Budget bitesize bullet factors: 12 issues you must know from Rachel Reeves’ speech
Chancellor Rachel Reeves has unveiled a series of bold promises in her Budget this afternoon, with implications for millions of people – from the lowest to highest earning Brits
Everything you need to know about the budget
- Top of the headlines from the Budget is the Government’s decision to drop the controversial two-child benefit cap. Multiple parties and politicians have called for the limit to the benefit to be dropped, and Ms Reeves has acquiesced today, costing what the Office for Budget Responsibility (OBR) estimated in a leaked report would cost £3 billion by 2029-30.
- As previously revealed by the Mirror, National Minimum and Living Wage will increase after the latest budget, with millions of people set to benefit from April 2026. The National Living Wage will rise to £12.71 per hour for workers over 21-years-old, and the National Minimum Wage for 18 to 20-year-olds will also increase by 8.5 percent to £10.85 per hour.
- Taxes also featured prominently, with property, savings and dividend rates set to rise by two percentage points, the Chancellor announced. She told the Commons: “Currently, a landlord with an income of £25,000 will pay nearly £1,200 less in tax than their tenant with the same salary because no National Insurance is charged on property, dividend or savings income.”
- A so-called “Mansion Tax” will be introduced, costing homeowners £2,500 for properties worth more than £2 million, and £7,500 for properties worth more than £5 million.
- Income tax and equivalent national insurance thresholds will also be frozen at their current levels into the 2030s, and people receiving basic or new state pension will not “have to pay small amounts of tax through simple assessment from April 2027”.
- Salary sacrifices into pensions above £2,000 will be taxed from 2029, a step the Chancellor said would be a “pragmatic step so that people, especially on low and middle incomes, can continue to use salary sacrifice for their pension without paying any more tax than they do now”.
- Some taxes will be reduced, including Capital Gains Tax relief on business sales made to employee ownership trusts, which will be reduced from 100 to 50 percent.
- Electric vehicle (EV) users will pay 3p per mile in a new tax the Chancellor is calling a “vehicle excise duty on electric cars” which will help the government “to double road maintenance funding in England over the course of this Parliament”.

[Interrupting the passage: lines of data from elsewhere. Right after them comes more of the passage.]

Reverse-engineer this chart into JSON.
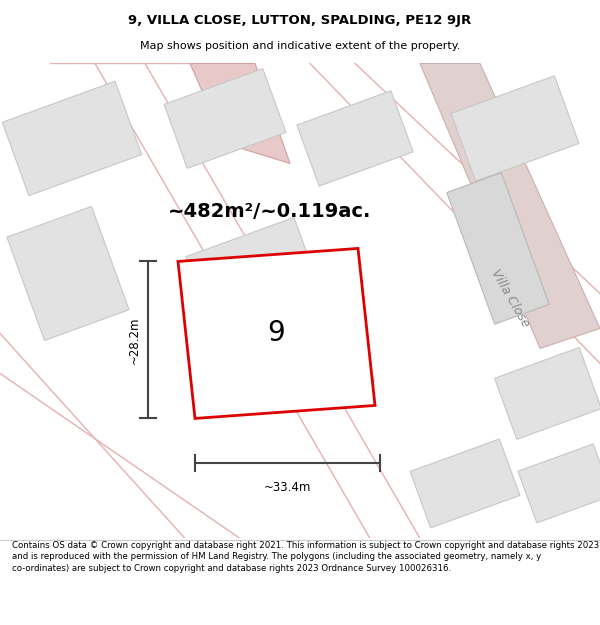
{
  "title": "9, VILLA CLOSE, LUTTON, SPALDING, PE12 9JR",
  "subtitle": "Map shows position and indicative extent of the property.",
  "footer": "Contains OS data © Crown copyright and database right 2021. This information is subject to Crown copyright and database rights 2023 and is reproduced with the permission of HM Land Registry. The polygons (including the associated geometry, namely x, y co-ordinates) are subject to Crown copyright and database rights 2023 Ordnance Survey 100026316.",
  "area_label": "~482m²/~0.119ac.",
  "width_label": "~33.4m",
  "height_label": "~28.2m",
  "plot_number": "9",
  "road_label": "Villa Close",
  "red_color": "#dd0000",
  "building_color": "#e2e2e2",
  "building_edge": "#c8c8c8",
  "road_fill": "#e8c8c8",
  "road_edge": "#d0a0a0",
  "pink_line": "#e8b0b0",
  "dim_color": "#444444",
  "map_bg": "#f0f0f0",
  "white": "#ffffff"
}
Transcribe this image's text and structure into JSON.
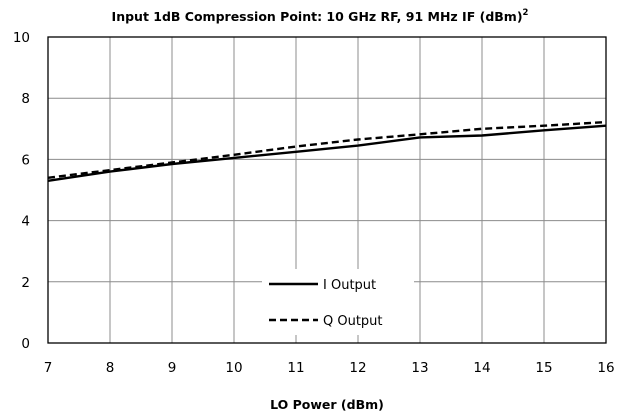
{
  "chart_data": {
    "type": "line",
    "title": "Input 1dB Compression Point: 10 GHz RF, 91 MHz IF (dBm)",
    "title_superscript": "2",
    "xlabel": "LO Power (dBm)",
    "ylabel": "",
    "xlim": [
      7,
      16
    ],
    "ylim": [
      0,
      10
    ],
    "x_ticks": [
      "7",
      "8",
      "9",
      "10",
      "11",
      "12",
      "13",
      "14",
      "15",
      "16"
    ],
    "y_ticks": [
      "0",
      "2",
      "4",
      "6",
      "8",
      "10"
    ],
    "grid": true,
    "legend_position": "bottom-center",
    "x": [
      7,
      8,
      9,
      10,
      11,
      12,
      13,
      14,
      15,
      16
    ],
    "series": [
      {
        "name": "I Output",
        "line_style": "solid",
        "color": "#000000",
        "values": [
          5.3,
          5.6,
          5.85,
          6.05,
          6.25,
          6.45,
          6.72,
          6.78,
          6.95,
          7.1
        ]
      },
      {
        "name": "Q Output",
        "line_style": "dashed",
        "color": "#000000",
        "values": [
          5.4,
          5.65,
          5.9,
          6.15,
          6.42,
          6.65,
          6.82,
          7.0,
          7.1,
          7.22
        ]
      }
    ]
  }
}
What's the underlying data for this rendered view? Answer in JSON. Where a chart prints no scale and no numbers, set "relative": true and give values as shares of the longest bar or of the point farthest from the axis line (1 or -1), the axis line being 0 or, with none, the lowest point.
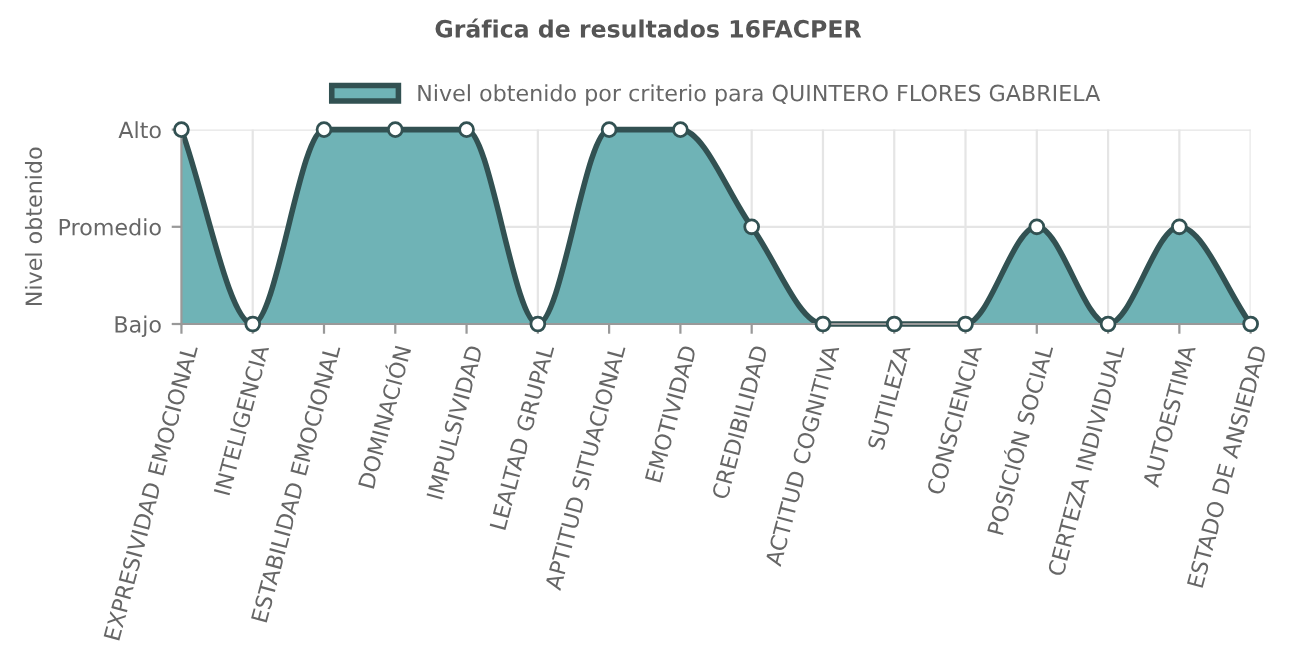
{
  "chart_data": {
    "type": "area",
    "title": "Gráfica de resultados 16FACPER",
    "ylabel": "Nivel obtenido",
    "categories": [
      "EXPRESIVIDAD EMOCIONAL",
      "INTELIGENCIA",
      "ESTABILIDAD EMOCIONAL",
      "DOMINACIÓN",
      "IMPULSIVIDAD",
      "LEALTAD GRUPAL",
      "APTITUD SITUACIONAL",
      "EMOTIVIDAD",
      "CREDIBILIDAD",
      "ACTITUD COGNITIVA",
      "SUTILEZA",
      "CONSCIENCIA",
      "POSICIÓN SOCIAL",
      "CERTEZA INDIVIDUAL",
      "AUTOESTIMA",
      "ESTADO DE ANSIEDAD"
    ],
    "series": [
      {
        "name": "Nivel obtenido por criterio para QUINTERO FLORES GABRIELA",
        "color": "#6fb3b6",
        "values": [
          1,
          0,
          1,
          1,
          1,
          0,
          1,
          1,
          0.5,
          0,
          0,
          0,
          0.5,
          0,
          0.5,
          0
        ]
      }
    ],
    "relative": true,
    "annotations": [
      "Alto",
      "Promedio",
      "Bajo"
    ],
    "grid": true,
    "legend": "top",
    "marker": "circle",
    "line_style": "solid"
  }
}
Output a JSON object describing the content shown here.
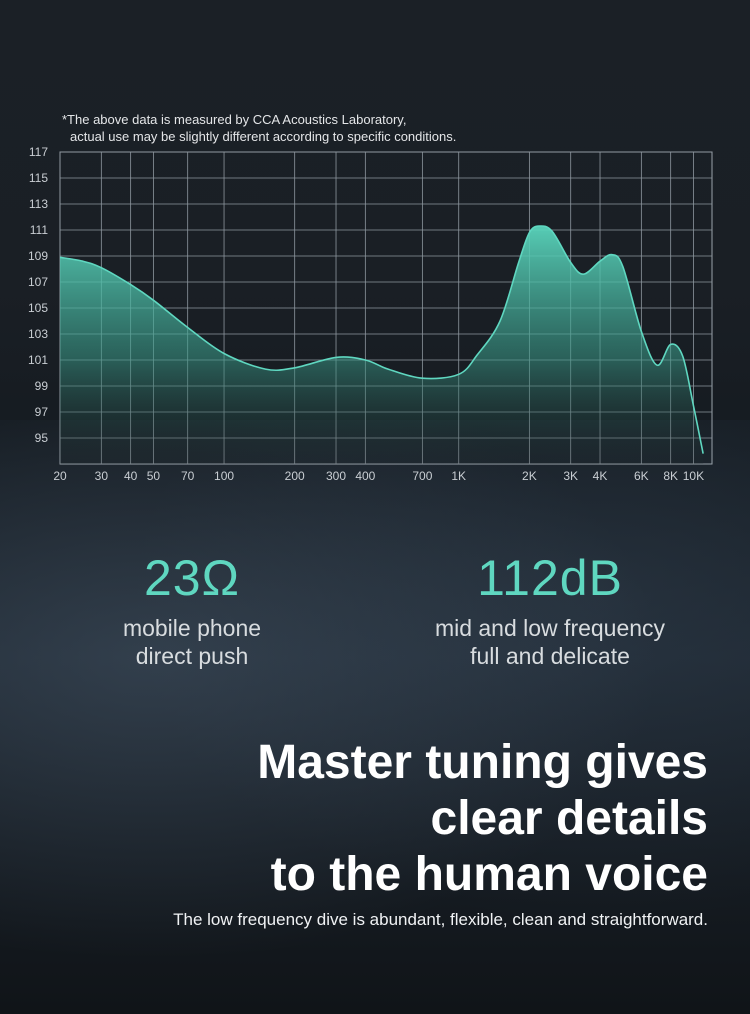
{
  "note": {
    "line1": "*The above data is measured by CCA Acoustics Laboratory,",
    "line2": "actual use may be slightly different according to specific conditions."
  },
  "chart_data": {
    "type": "area",
    "title": "",
    "xlabel": "",
    "ylabel": "",
    "x_scale": "log",
    "xlim": [
      20,
      12000
    ],
    "ylim": [
      93,
      117
    ],
    "grid": true,
    "line_color": "#5fd7c0",
    "fill_color_top": "#5ad6bd",
    "fill_color_bottom": "#1e2a2a",
    "y_ticks": [
      95,
      97,
      99,
      101,
      103,
      105,
      107,
      109,
      111,
      113,
      115,
      117
    ],
    "x_ticks": [
      {
        "value": 20,
        "label": "20"
      },
      {
        "value": 30,
        "label": "30"
      },
      {
        "value": 40,
        "label": "40"
      },
      {
        "value": 50,
        "label": "50"
      },
      {
        "value": 70,
        "label": "70"
      },
      {
        "value": 100,
        "label": "100"
      },
      {
        "value": 200,
        "label": "200"
      },
      {
        "value": 300,
        "label": "300"
      },
      {
        "value": 400,
        "label": "400"
      },
      {
        "value": 700,
        "label": "700"
      },
      {
        "value": 1000,
        "label": "1K"
      },
      {
        "value": 2000,
        "label": "2K"
      },
      {
        "value": 3000,
        "label": "3K"
      },
      {
        "value": 4000,
        "label": "4K"
      },
      {
        "value": 6000,
        "label": "6K"
      },
      {
        "value": 8000,
        "label": "8K"
      },
      {
        "value": 10000,
        "label": "10K"
      }
    ],
    "series": [
      {
        "x": [
          20,
          25,
          30,
          40,
          50,
          70,
          100,
          150,
          200,
          300,
          400,
          500,
          700,
          1000,
          1200,
          1500,
          1800,
          2000,
          2200,
          2500,
          3000,
          3400,
          4000,
          4500,
          5000,
          6000,
          7000,
          8000,
          9000,
          10000,
          11000
        ],
        "y": [
          108.9,
          108.6,
          108.1,
          106.8,
          105.6,
          103.5,
          101.5,
          100.3,
          100.4,
          101.2,
          101.0,
          100.3,
          99.6,
          99.9,
          101.4,
          104.0,
          108.5,
          110.8,
          111.3,
          110.9,
          108.5,
          107.6,
          108.6,
          109.1,
          108.2,
          103.2,
          100.6,
          102.2,
          101.3,
          97.5,
          93.8
        ]
      }
    ]
  },
  "stats": [
    {
      "value": "23Ω",
      "desc1": "mobile phone",
      "desc2": "direct push"
    },
    {
      "value": "112dB",
      "desc1": "mid and low frequency",
      "desc2": "full and delicate"
    }
  ],
  "headline": {
    "line1": "Master tuning gives",
    "line2": "clear details",
    "line3": "to the human voice"
  },
  "subheadline": "The low frequency dive is abundant, flexible, clean and straightforward."
}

- An existing tax on remote gaming will rise from 21 to 40 percent, and on online betting from 15 to 25 percent, while there are no changes for in-person gambling or horse-racing, and bingo duty is being abolished.
- The Chancellor also pledged to “renew” the NHS as she confirmed a £300 million investment in the health service’s technology, something she vowed would “improve patient service and 250 new neighbourhood health centres, expanding more services into communities so that people can receive treatment outside of hospitals and get better, faster care where they live with over 100 to be delivered by 2030 including in Birmingham, Truro and Southall”.
- ISA rules are also set to change, with the Chancellor requiring £8,000 of the £20,000 tax-free ISA allowance to be invested in stocks and shares, capping the annual cash ISA allowance at £12,000, except for those who are over 65.
- Ms Reeves has also chosen to scrap the Eco energy scheme, a move she has said will cut £150 from the average household energy bill from April.